The important part of a college education is learning how to think. This of course requires domain knowledge as a prerequisite, which college also provides. But domain knowledge—such as laws and facts of chemistry—is just one ingredient. What you cannot learn by just memorizing facts is how to connect the dots and to assess information critically—that’s what you acquire through a college education when it’s done properly—when students are encouraged to think and the instruction goes beyond mechanical digestion of facts. 

To give an example of why this is important, let me tell you a simple story—the story of DHMO. Imagine yourself walking down the street and seeing a group of activists with flyers and signs. They explain that they are collecting signatures to ban a certain substance called DHMO. You say, “Okay, so what is so dangerous about DHMO? Why do we need to ban it?” 

They reply, “This substance can cause suffocation if inhaled. It can cause severe burns. It contributes to the erosion of natural landscapes. It contributes to the greenhouse effect and is a major component of acid rain. It is found in tumors of terminal cancer patients. It causes accelerated corrosion and may cause electrical failures and decrease the effectiveness of automobile brakes.” 
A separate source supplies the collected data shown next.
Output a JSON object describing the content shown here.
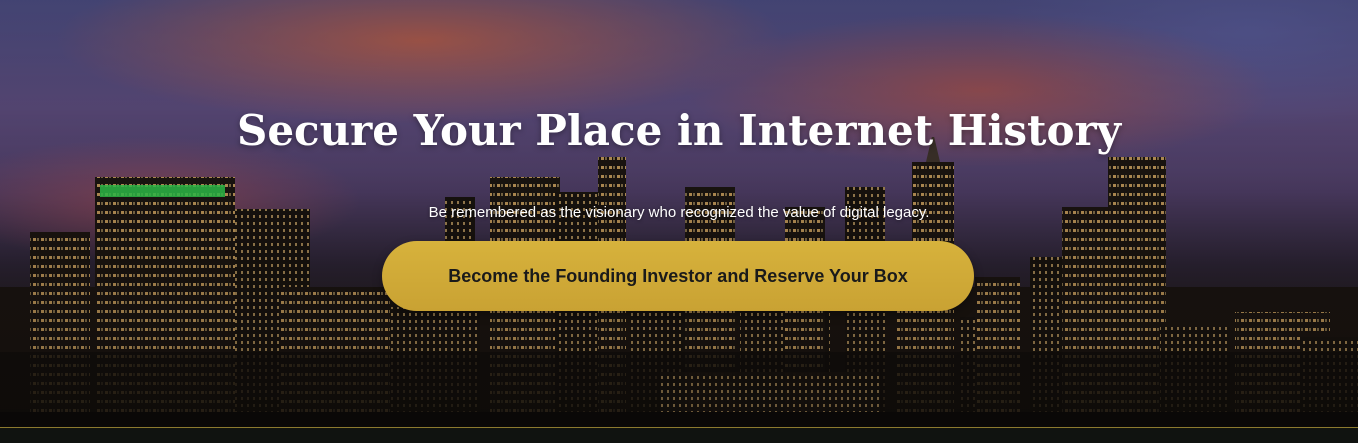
{
  "hero": {
    "title": "Secure Your Place in Internet History",
    "subtitle": "Be remembered as the visionary who recognized the value of digital legacy.",
    "cta_label": "Become the Founding Investor and Reserve Your Box",
    "background": "city-skyline-at-dusk-image"
  },
  "colors": {
    "accent": "#d4ad3a",
    "text": "#ffffff",
    "cta_text": "#1a1a1a"
  }
}
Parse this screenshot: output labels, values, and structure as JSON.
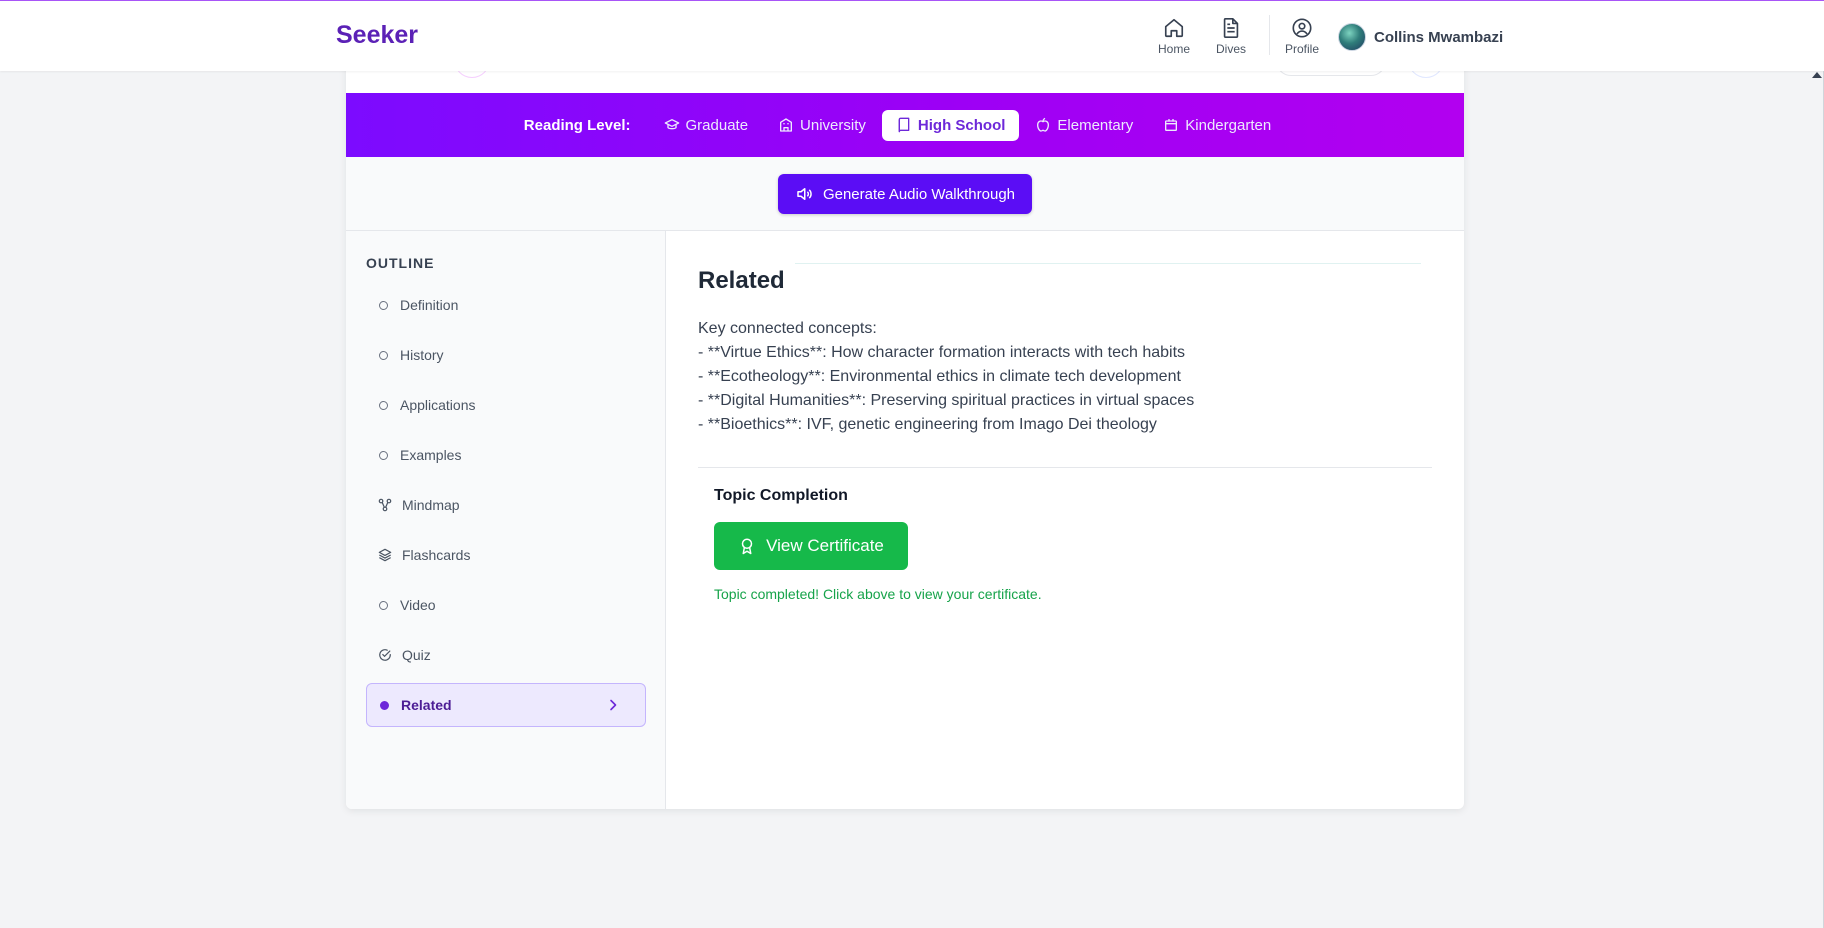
{
  "app": {
    "brand": "Seeker"
  },
  "nav": {
    "items": [
      {
        "label": "Home",
        "icon": "home-icon"
      },
      {
        "label": "Dives",
        "icon": "document-icon"
      },
      {
        "label": "Profile",
        "icon": "user-circle-icon"
      }
    ],
    "user_name": "Collins Mwambazi"
  },
  "reading_level": {
    "label": "Reading Level:",
    "options": [
      {
        "label": "Graduate",
        "icon": "graduation-cap-icon"
      },
      {
        "label": "University",
        "icon": "building-icon"
      },
      {
        "label": "High School",
        "icon": "book-icon",
        "selected": true
      },
      {
        "label": "Elementary",
        "icon": "apple-icon"
      },
      {
        "label": "Kindergarten",
        "icon": "calendar-icon"
      }
    ]
  },
  "audio": {
    "button_label": "Generate Audio Walkthrough",
    "icon": "speaker-icon"
  },
  "outline": {
    "title": "OUTLINE",
    "items": [
      {
        "label": "Definition",
        "icon": "circle-icon"
      },
      {
        "label": "History",
        "icon": "circle-icon"
      },
      {
        "label": "Applications",
        "icon": "circle-icon"
      },
      {
        "label": "Examples",
        "icon": "circle-icon"
      },
      {
        "label": "Mindmap",
        "icon": "mindmap-icon"
      },
      {
        "label": "Flashcards",
        "icon": "layers-icon"
      },
      {
        "label": "Video",
        "icon": "circle-icon"
      },
      {
        "label": "Quiz",
        "icon": "check-circle-icon"
      },
      {
        "label": "Related",
        "icon": "filled-circle-icon",
        "active": true
      }
    ]
  },
  "content": {
    "title": "Related",
    "lines": [
      "Key connected concepts:",
      "- **Virtue Ethics**: How character formation interacts with tech habits",
      "- **Ecotheology**: Environmental ethics in climate tech development",
      "- **Digital Humanities**: Preserving spiritual practices in virtual spaces",
      "- **Bioethics**: IVF, genetic engineering from Imago Dei theology"
    ]
  },
  "completion": {
    "title": "Topic Completion",
    "button_label": "View Certificate",
    "button_icon": "award-icon",
    "note": "Topic completed! Click above to view your certificate."
  },
  "colors": {
    "brand": "#5b21b6",
    "accent_gradient_start": "#7c0bff",
    "accent_gradient_end": "#b200f0",
    "primary_button": "#5b0df5",
    "success": "#16b94a"
  }
}
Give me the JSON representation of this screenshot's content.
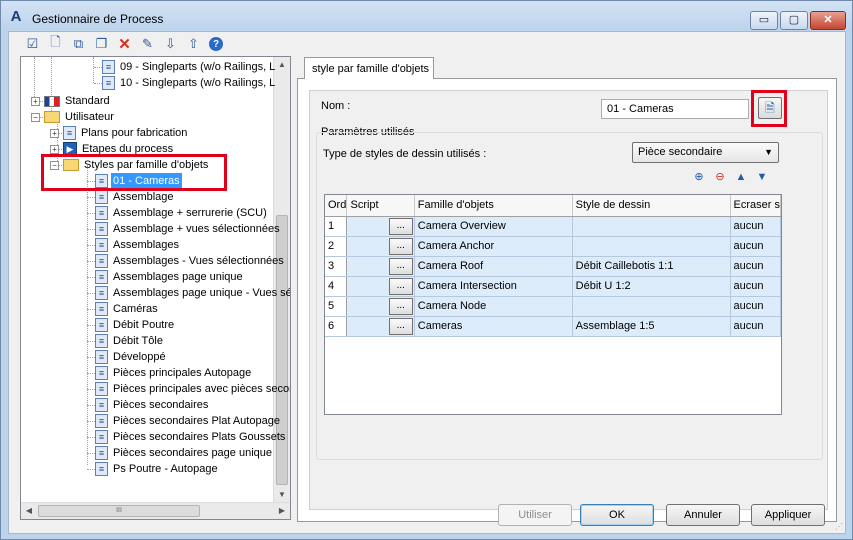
{
  "window": {
    "title": "Gestionnaire de Process",
    "app_icon": "A",
    "buttons": {
      "minimize": "▭",
      "maximize": "▢",
      "close": "✕"
    }
  },
  "toolbar": {
    "icons": [
      "checklist-icon",
      "new-document-icon",
      "copy-icon",
      "duplicate-icon",
      "delete-icon",
      "rename-icon",
      "import-icon",
      "export-icon",
      "help-icon"
    ]
  },
  "tree": {
    "items": [
      {
        "label": "09 - Singleparts (w/o Railings, L",
        "icon": "doc"
      },
      {
        "label": "10 - Singleparts (w/o Railings, L",
        "icon": "doc"
      },
      {
        "label": "Standard",
        "icon": "flag",
        "expander": "+"
      },
      {
        "label": "Utilisateur",
        "icon": "folder",
        "expander": "−"
      },
      {
        "label": "Plans pour fabrication",
        "icon": "doc",
        "expander": "+"
      },
      {
        "label": "Etapes du process",
        "icon": "dev",
        "expander": "+"
      },
      {
        "label": "Styles par famille d'objets",
        "icon": "folder",
        "expander": "−"
      },
      {
        "label": "01 - Cameras",
        "icon": "doc",
        "selected": true
      },
      {
        "label": "Assemblage",
        "icon": "doc"
      },
      {
        "label": "Assemblage + serrurerie (SCU)",
        "icon": "doc"
      },
      {
        "label": "Assemblage + vues sélectionnées",
        "icon": "doc"
      },
      {
        "label": "Assemblages",
        "icon": "doc"
      },
      {
        "label": "Assemblages - Vues sélectionnées",
        "icon": "doc"
      },
      {
        "label": "Assemblages page unique",
        "icon": "doc"
      },
      {
        "label": "Assemblages page unique - Vues sé",
        "icon": "doc"
      },
      {
        "label": "Caméras",
        "icon": "doc"
      },
      {
        "label": "Débit Poutre",
        "icon": "doc"
      },
      {
        "label": "Débit Tôle",
        "icon": "doc"
      },
      {
        "label": "Développé",
        "icon": "doc"
      },
      {
        "label": "Pièces principales Autopage",
        "icon": "doc"
      },
      {
        "label": "Pièces principales avec pièces secon",
        "icon": "doc"
      },
      {
        "label": "Pièces secondaires",
        "icon": "doc"
      },
      {
        "label": "Pièces secondaires Plat Autopage",
        "icon": "doc"
      },
      {
        "label": "Pièces secondaires Plats Goussets",
        "icon": "doc"
      },
      {
        "label": "Pièces secondaires page unique",
        "icon": "doc"
      },
      {
        "label": "Ps Poutre - Autopage",
        "icon": "doc"
      }
    ],
    "hscroll_grip": "III"
  },
  "tab": {
    "label": "style par famille d'objets"
  },
  "form": {
    "name_label": "Nom :",
    "name_value": "01 - Cameras",
    "group_label": "Paramètres utilisés",
    "type_label": "Type de styles de dessin utilisés :",
    "type_value": "Pièce secondaire",
    "grid_icons": [
      "add-row-icon",
      "delete-row-icon",
      "move-up-icon",
      "move-down-icon"
    ]
  },
  "grid": {
    "columns": [
      "Ord",
      "Script",
      "Famille d'objets",
      "Style de dessin",
      "Ecraser s"
    ],
    "button_label": "...",
    "rows": [
      {
        "ord": "1",
        "famille": "Camera Overview",
        "style": "",
        "ecraser": "aucun"
      },
      {
        "ord": "2",
        "famille": "Camera Anchor",
        "style": "",
        "ecraser": "aucun"
      },
      {
        "ord": "3",
        "famille": "Camera Roof",
        "style": "Débit Caillebotis 1:1",
        "ecraser": "aucun"
      },
      {
        "ord": "4",
        "famille": "Camera Intersection",
        "style": "Débit U 1:2",
        "ecraser": "aucun"
      },
      {
        "ord": "5",
        "famille": "Camera Node",
        "style": "",
        "ecraser": "aucun"
      },
      {
        "ord": "6",
        "famille": "Cameras",
        "style": "Assemblage 1:5",
        "ecraser": "aucun"
      }
    ]
  },
  "buttons": {
    "utiliser": "Utiliser",
    "ok": "OK",
    "annuler": "Annuler",
    "appliquer": "Appliquer"
  }
}
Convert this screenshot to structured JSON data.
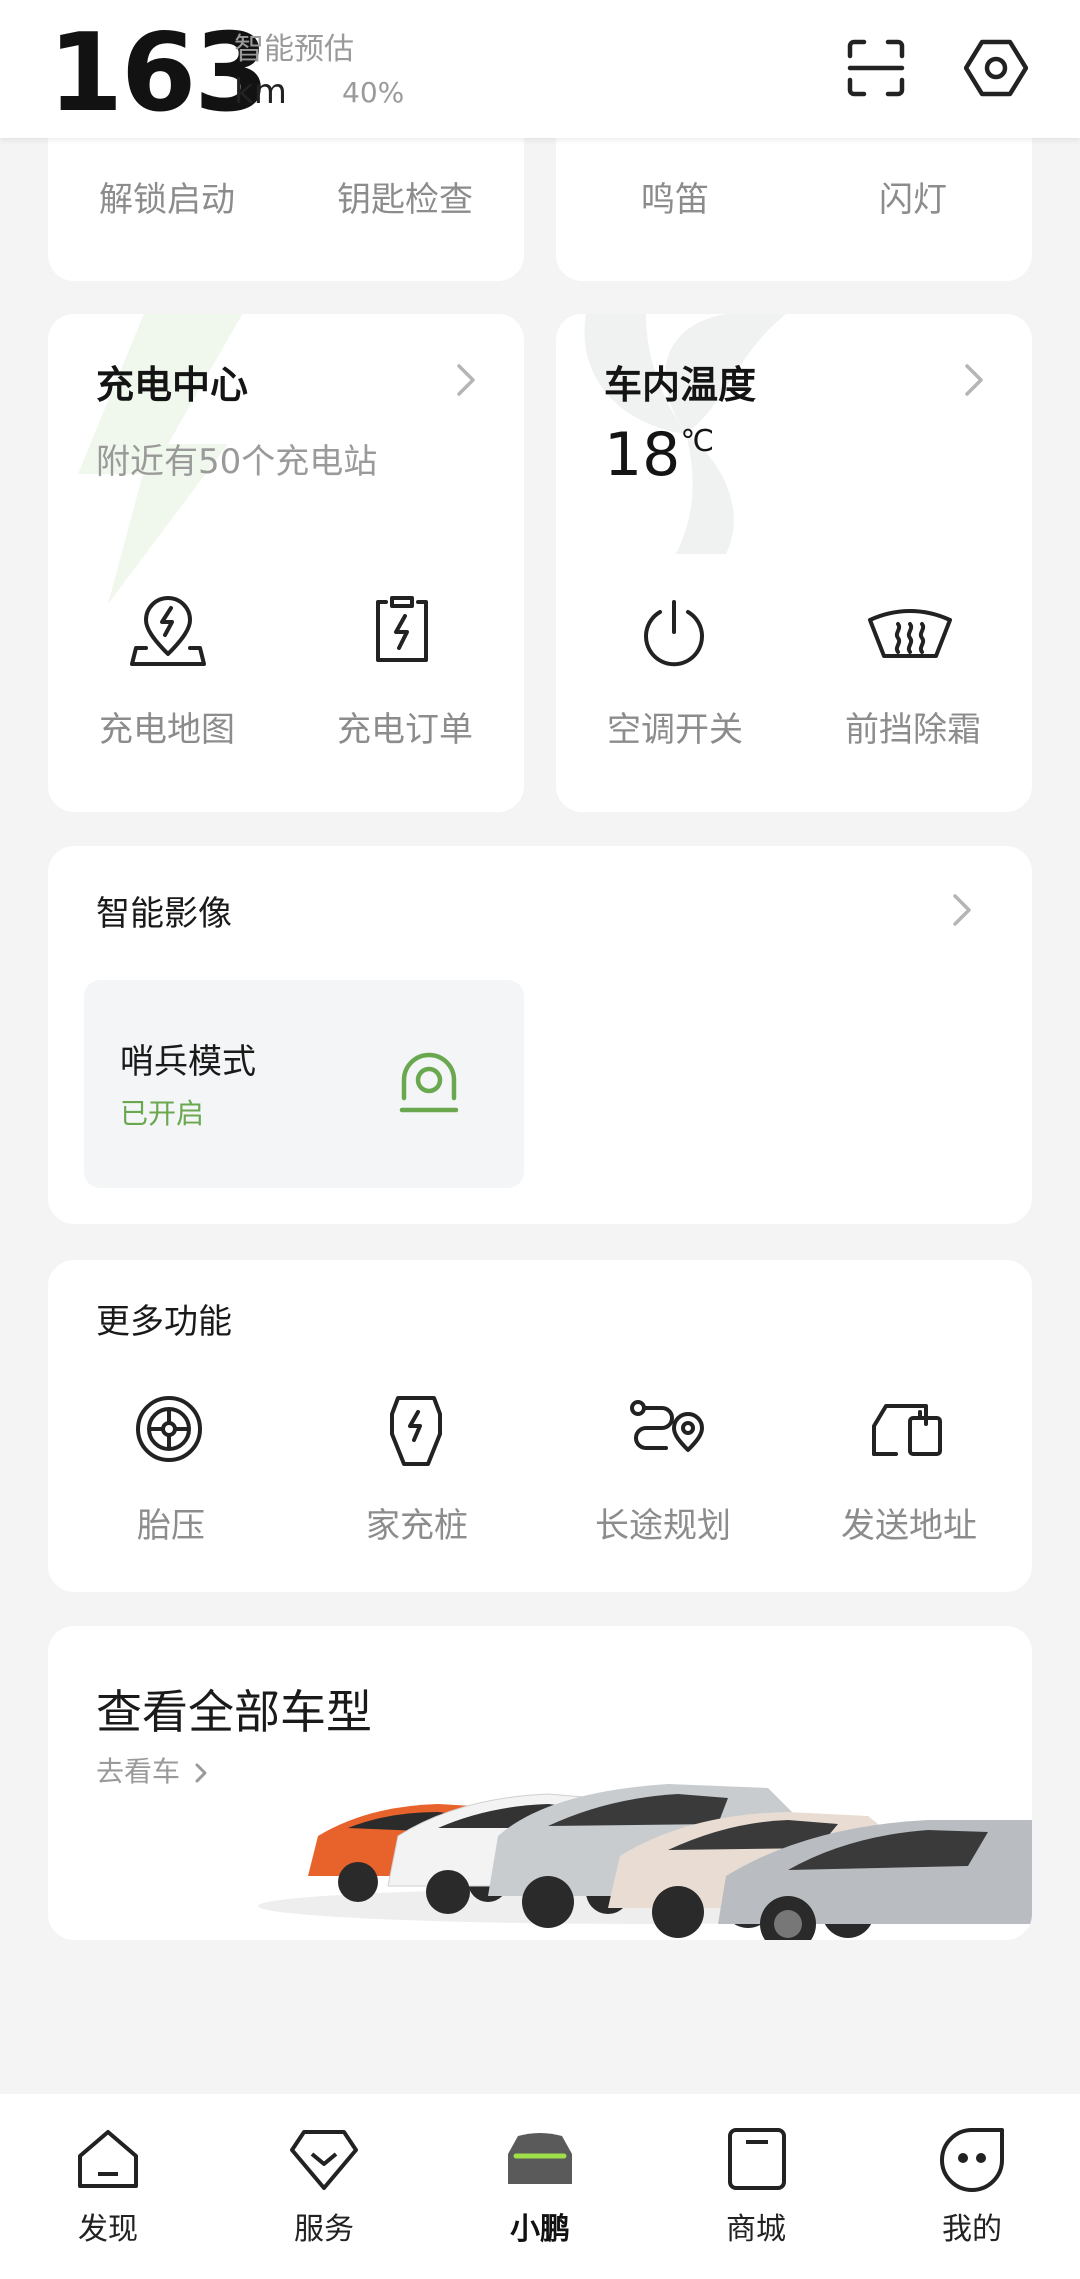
{
  "header": {
    "range_value": "163",
    "range_unit": "km",
    "range_label": "智能预估",
    "battery_percent": "40%"
  },
  "quick_actions": {
    "items": [
      "解锁启动",
      "钥匙检查",
      "鸣笛",
      "闪灯"
    ]
  },
  "charging": {
    "title": "充电中心",
    "subtitle": "附近有50个充电站",
    "items": [
      "充电地图",
      "充电订单"
    ]
  },
  "climate": {
    "title": "车内温度",
    "temperature": "18",
    "temperature_unit": "℃",
    "items": [
      "空调开关",
      "前挡除霜"
    ]
  },
  "imaging": {
    "title": "智能影像",
    "sentry_title": "哨兵模式",
    "sentry_status": "已开启"
  },
  "more": {
    "title": "更多功能",
    "items": [
      "胎压",
      "家充桩",
      "长途规划",
      "发送地址"
    ]
  },
  "models": {
    "title": "查看全部车型",
    "link": "去看车"
  },
  "tabs": [
    "发现",
    "服务",
    "小鹏",
    "商城",
    "我的"
  ],
  "colors": {
    "accent_green": "#6aa84f",
    "active_tab_accent": "#9ee04a",
    "card_bg": "#ffffff",
    "page_bg": "#f4f4f5"
  }
}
You agree that DHMO sounds terrible. “So where is it used?”

They say, “It’s everywhere. It’s used in industries as a solvent and coolant, in nuclear power plants, in the production of styrofoam, as a fire retardant, in many forms of cruel animal research, in abortion clinics, in junk foods, as a performance-enhancing substance by elite athletes…” and so on. 

Finally, they ask, “Do you support the ban? Will you sign our petition?” 

It turns out that close to 100% of people who are approached with this question say “yes.” And every few years we hear of a politician who is championing an anti-DHMO bill in some legislature. 

What is this DHMO? DHMO stands for dihydrogen monoxide, H2O, water. 

What is the moral of the story? Every fact I stated about DHMO is 100% true. So where was the critical flaw in the decision-making? We failed to connect the dots, to critically assess causes and effects. The facts are correct, but we interpreted them wrongly. A good college education is supposed to teach you how to connect the dots and not fall victim to this sort of thing.